Она рассмеялась непониманию на моем лице.
– Извини, просто ненавижу тюремных медсестер. Накатывает иногда в самые странные моменты. – Она наконец освободила запястье и перешла к другому, и я поморщилась от боли в мышцах, когда опустила руку на постель. – Никогда не видела, чтобы Ронан привязывал женщину к постели только для того, чтобы оставить ее так. Надеюсь, эта мания у него пройдет.
Я начала понимать, что сумасшествие здесь – норма.
– Можем только надеяться, – сухо ответила я. Затем добавила с беспокойством: – Его девушка живет тут?
Это позабавило ее.
– Уверена, ад замерзнет прежде, чем у Ронана появится постоянная девушка. – Она помедлила, оглядев меня, ее взгляд остановился на моей шее, где, как я знала, остался засос. – Хотя опять же… глядя на это, я чувствую некоторый оптимизм.
Мне показалось, что она не шутит.
Я не хотела знать, как она сошлась со своим мужем.
– Я думала, Надя – его девушка, – медленно сказала я.
Она сморщила нос.
– Слава богу, нет. Из нее вышла бы ужасная невестка. Представляю себе разговор за ужином.
Мне стало немного легче от осознания того, что я не занималась интимными вещами с чьим-то парнем. Эта мысль лишь усугубляла болезненность ситуации. Однако сейчас это было наименьшей из моих забот.
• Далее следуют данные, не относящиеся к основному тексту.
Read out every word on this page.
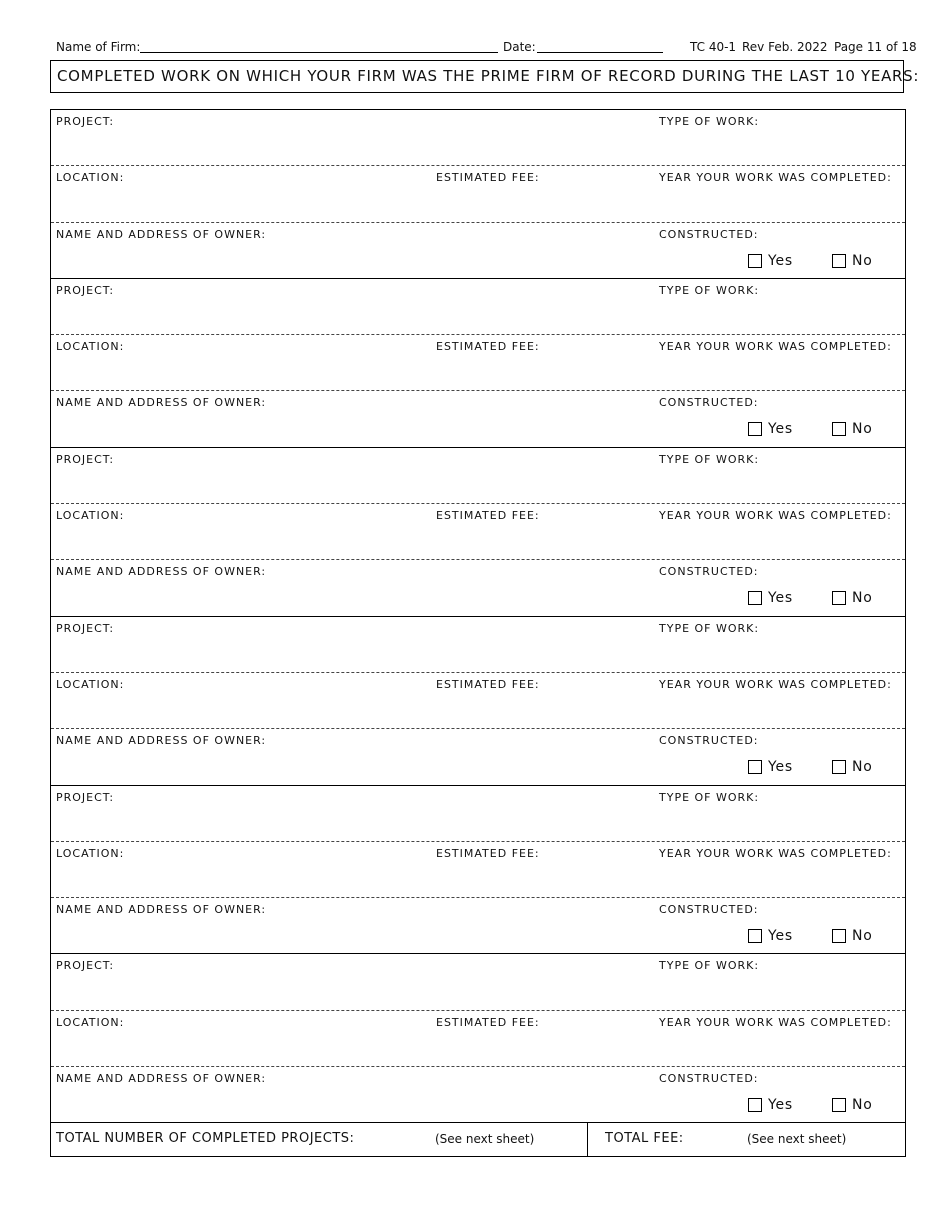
Name of Firm:	Date:	TC 40-1 Rev Feb. 2022 Page 11 of 18
COMPLETED WORK ON WHICH YOUR FIRM WAS THE PRIME FIRM OF RECORD DURING THE LAST 10 YEARS:
PROJECT:	TYPE OF WORK:
LOCATION:	ESTIMATED FEE:	YEAR YOUR WORK WAS COMPLETED:
NAME AND ADDRESS OF OWNER:	CONSTRUCTED:
Yes	No
PROJECT:	TYPE OF WORK:
LOCATION:	ESTIMATED FEE:	YEAR YOUR WORK WAS COMPLETED:
NAME AND ADDRESS OF OWNER:	CONSTRUCTED:
Yes	No
PROJECT:	TYPE OF WORK:
LOCATION:	ESTIMATED FEE:	YEAR YOUR WORK WAS COMPLETED:
NAME AND ADDRESS OF OWNER:	CONSTRUCTED:
Yes	No
PROJECT:	TYPE OF WORK:
LOCATION:	ESTIMATED FEE:	YEAR YOUR WORK WAS COMPLETED:
NAME AND ADDRESS OF OWNER:	CONSTRUCTED:
Yes	No
PROJECT:	TYPE OF WORK:
LOCATION:	ESTIMATED FEE:	YEAR YOUR WORK WAS COMPLETED:
NAME AND ADDRESS OF OWNER:	CONSTRUCTED:
Yes	No
PROJECT:	TYPE OF WORK:
LOCATION:	ESTIMATED FEE:	YEAR YOUR WORK WAS COMPLETED:
NAME AND ADDRESS OF OWNER:	CONSTRUCTED:
Yes	No
TOTAL NUMBER OF COMPLETED PROJECTS:	(See next sheet)	TOTAL FEE:	(See next sheet)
– Я стараюсь держаться подальше от дел мужа и его брата, но иногда любопытство берет верх. У Ронана проблемы с твоим отцом, не с тобой. – Выругавшись по-итальянски, она дернула веревку. – Уверена, совсем скоро он уступит, и все будет улажено.
Она казалась равнодушной к тому факту, что уступка означала то, что голова моего папы украсит каминную полку Ронана. Безнадежность этой ситуации давила на грудь, пока я смотрела в потолок.